Reviewed 11 April 2013 by Ron Lee, CSP
The much-heralded and hyped Strictly Ballroom has at last arrived in Sydney.
Baz Luhrmann, renowned for his amazing films, has actually been involved in more theatrical productions than movies. Strictly Ballroom, which Luhrmann wrote with Craig Pearce, was first produced at NIDA in 1984. I suspect that the NIDA production budget was a very, very small fraction of this latest version now showing at Star City’s newly revamped Lyric Theatre.
Nothing has been held back, and I hate to think what the budget was for this - the singers, the dancers, the orchestra, the lavish sets, the incredible costumes, THE SEQUINS! Really, the sequin cost for this show would equate to the GDP of a small country.
Luhrmann has cast a fine mix of veteran and fresh performers, from Drew Forsyth, whom I first saw as Grumio in The Old Tote’s The Taming of The Shrew in the 1970s and he has been in constant work ever since, to the lead, Phoebe Panaretos, who graduated from the Victorian College of the Arts in 2011.
The challenge with this type of production is to find really strong triple threats (performers that can sing, act and dance). Mission accomplished. Panaretos is superb as Fran, the nerdy, ugly duckling that inevitably turns into the beautiful and talented swan; she’s the personification of an all-round performer.
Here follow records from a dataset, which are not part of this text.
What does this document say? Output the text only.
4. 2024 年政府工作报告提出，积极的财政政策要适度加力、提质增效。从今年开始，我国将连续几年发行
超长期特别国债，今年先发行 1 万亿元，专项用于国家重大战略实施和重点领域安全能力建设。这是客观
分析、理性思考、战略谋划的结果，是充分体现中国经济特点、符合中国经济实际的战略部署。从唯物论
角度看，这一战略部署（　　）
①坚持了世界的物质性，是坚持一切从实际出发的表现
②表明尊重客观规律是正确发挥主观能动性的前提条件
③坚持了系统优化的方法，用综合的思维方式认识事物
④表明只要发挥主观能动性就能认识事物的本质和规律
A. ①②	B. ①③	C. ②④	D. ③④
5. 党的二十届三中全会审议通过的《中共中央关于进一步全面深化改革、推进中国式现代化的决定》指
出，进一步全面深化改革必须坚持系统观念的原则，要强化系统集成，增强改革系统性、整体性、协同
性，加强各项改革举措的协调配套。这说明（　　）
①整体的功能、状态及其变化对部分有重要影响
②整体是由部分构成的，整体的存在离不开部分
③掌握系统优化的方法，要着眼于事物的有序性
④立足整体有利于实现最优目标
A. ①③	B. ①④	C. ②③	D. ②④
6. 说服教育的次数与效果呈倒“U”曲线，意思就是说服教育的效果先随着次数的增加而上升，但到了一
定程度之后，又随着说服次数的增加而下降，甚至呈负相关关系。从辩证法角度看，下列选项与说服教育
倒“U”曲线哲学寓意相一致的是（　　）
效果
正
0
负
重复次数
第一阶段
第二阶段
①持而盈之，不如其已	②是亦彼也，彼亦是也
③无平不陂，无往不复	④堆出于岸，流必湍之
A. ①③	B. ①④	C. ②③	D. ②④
Thomas Lacey, as Scott Hastings, is perfectly cast opposite her.
Drew Forsyth manages to extract maximum milage from his character; at times he upstages everyone through his accountant-like, asthmatic, inhaler-puffing Doug Hastings. Heather Mitchell is Shirley, the small town stage mother who is obsessed with her son winning the Australian Dance Federation Pan Pacific Grand Prix. Mitchell excels at everything she does on stage and screen, but I had almost forgotten how good she and Forsyth are at singing and dancing as well as acting.
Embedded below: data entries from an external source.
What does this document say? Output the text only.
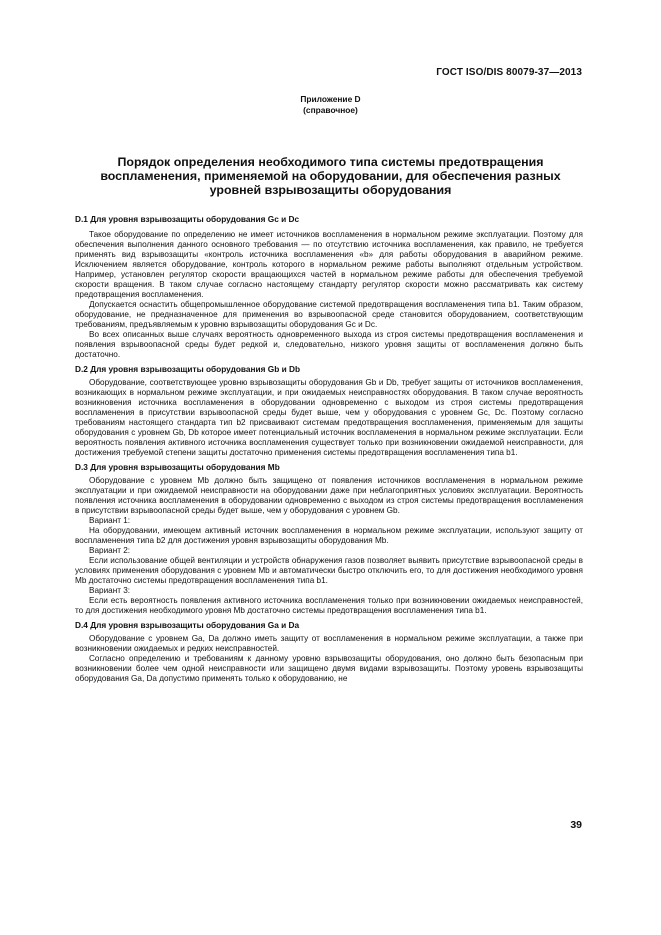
ГОСТ ISO/DIS 80079-37—2013
Приложение D
(справочное)
Порядок определения необходимого типа системы предотвращения
воспламенения, применяемой на оборудовании, для обеспечения разных
уровней взрывозащиты оборудования
D.1 Для уровня взрывозащиты оборудования Gc и Dc

Такое оборудование по определению не имеет источников воспламенения в нормальном режиме эксплуатации. Поэтому для обеспечения выполнения данного основного требования — по отсутствию источника воспламенения, как правило, не требуется применять вид взрывозащиты «контроль источника воспламенения «b» для работы оборудования в аварийном режиме. Исключением является оборудование, контроль которого в нормальном режиме работы выполняют отдельным устройством. Например, установлен регулятор скорости вращающихся частей в нормальном режиме работы для обеспечения требуемой скорости вращения. В таком случае согласно настоящему стандарту регулятор скорости можно рассматривать как систему предотвращения воспламенения.

Допускается оснастить общепромышленное оборудование системой предотвращения воспламенения типа b1. Таким образом, оборудование, не предназначенное для применения во взрывоопасной среде становится оборудованием, соответствующим требованиям, предъявляемым к уровню взрывозащиты оборудования Gc и Dc.

Во всех описанных выше случаях вероятность одновременного выхода из строя системы предотвращения воспламенения и появления взрывоопасной среды будет редкой и, следовательно, низкого уровня защиты от воспламенения должно быть достаточно.

D.2 Для уровня взрывозащиты оборудования Gb и Db

Оборудование, соответствующее уровню взрывозащиты оборудования Gb и Db, требует защиты от источников воспламенения, возникающих в нормальном режиме эксплуатации, и при ожидаемых неисправностях оборудования. В таком случае вероятность возникновения источника воспламенения в оборудовании одновременно с выходом из строя системы предотвращения воспламенения в присутствии взрывоопасной среды будет выше, чем у оборудования с уровнем Gc, Dc. Поэтому согласно требованиям настоящего стандарта тип b2 присваивают системам предотвращения воспламенения, применяемым для защиты оборудования с уровнем Gb, Db которое имеет потенциальный источник воспламенения в нормальном режиме эксплуатации. Если вероятность появления активного источника воспламенения существует только при возникновении ожидаемой неисправности, для достижения требуемой степени защиты достаточно применения системы предотвращения воспламенения типа b1.

D.3 Для уровня взрывозащиты оборудования Mb

Оборудование с уровнем Mb должно быть защищено от появления источников воспламенения в нормальном режиме эксплуатации и при ожидаемой неисправности на оборудовании даже при неблагоприятных условиях эксплуатации. Вероятность появления источника воспламенения в оборудовании одновременно с выходом из строя системы предотвращения воспламенения в присутствии взрывоопасной среды будет выше, чем у оборудования с уровнем Gb.

Вариант 1:

На оборудовании, имеющем активный источник воспламенения в нормальном режиме эксплуатации, используют защиту от воспламенения типа b2 для достижения уровня взрывозащиты оборудования Mb.

Вариант 2:

Если использование общей вентиляции и устройств обнаружения газов позволяет выявить присутствие взрывоопасной среды в условиях применения оборудования с уровнем Mb и автоматически быстро отключить его, то для достижения необходимого уровня Mb достаточно системы предотвращения воспламенения типа b1.

Вариант 3:

Если есть вероятность появления активного источника воспламенения только при возникновении ожидаемых неисправностей, то для достижения необходимого уровня Mb достаточно системы предотвращения воспламенения типа b1.

D.4 Для уровня взрывозащиты оборудования Ga и Da

Оборудование с уровнем Ga, Da должно иметь защиту от воспламенения в нормальном режиме эксплуатации, а также при возникновении ожидаемых и редких неисправностей.

Согласно определению и требованиям к данному уровню взрывозащиты оборудования, оно должно быть безопасным при возникновении более чем одной неисправности или защищено двумя видами взрывозащиты. Поэтому уровень взрывозащиты оборудования Ga, Da допустимо применять только к оборудованию, не

39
Even though they superbly play their comic roles, Bob Baines and Robert Grubb add age, experience and gravitas as Les Kendall and Barry Fife and they balance the many young cast members.
Notable younger performers in the cast are Keanu Gonzalez as Rory West (it’s always gratifying to see a martial artist make the transition into the performing arts) and the luscious Nadia Coote as dancing star Tina Sparkle.
With character names like Merv, Wayne, Clarry, Kayleen, Kylie, Liam Lamb and Stephanie Shanks (Lamb and Shanks?), you might think that the ocker is being overplayed like the host of television’s The Block, but Lurhmann has possibly drawn from people in his childhood in country Australia.
In an exceptional cast, the ones that captured my attention the most were Natalie Gamsu as Abuella and Fernando Mira as Rico. Gamsu has a set of pipes in her that remind me of Maria Callas. Mira began his career as a flamenco dancer, which becomes eminently apparent as soon as he strikes the first pose. That man’s talent is sublime. His thunderous dancing contemporaneously exhibits gravity, centredness, absolute certainty and agility. Both performers are powerful and riveting, and it’s worth the price of admission just to see them.
On the production side, you couldn’t find a better choreographer than John O’Connell who basically owns the title these days. Max Lambert, as Musical Supervisor, is a fixture in Australian musical theatre, and deservedly so.
Strictly Ballroom contains elements of other musicals. The rousing anthem, complete with banners and flags, at the start of the second act reminds me of Les Miz. Fran’s backyard scene is reminiscent of Carmen. The twice-said line, “Shall we dance?” is a song from The King and I. The transformation into beautiful swan is My Fair Lady, and I was half expecting Fran to say with a cockney accent, “I washed my face and ‘ands before I come, I did”. Add a helicopter effect, and we could have Miss Saigon as well. There are also parts that evoke images from Romeo and Juliet and Dimboola.
One of the sponsors is Bonds, and for a moment I wondered if they were going to use the name of the show in their underpants advertisements. Boom. Tish!
Strictly Ballroom is a totally enjoyable experience and I trust that they will soon change the anti- climactic ending. It’s fun, has a lot of audience involvement and I highly recommend it. You’re definitely going to leave the theatre feeling good.
Even though Strictly Ballroom is a must-see musical for everyone, I can already see convoys heading down to Star City from Oxford Street.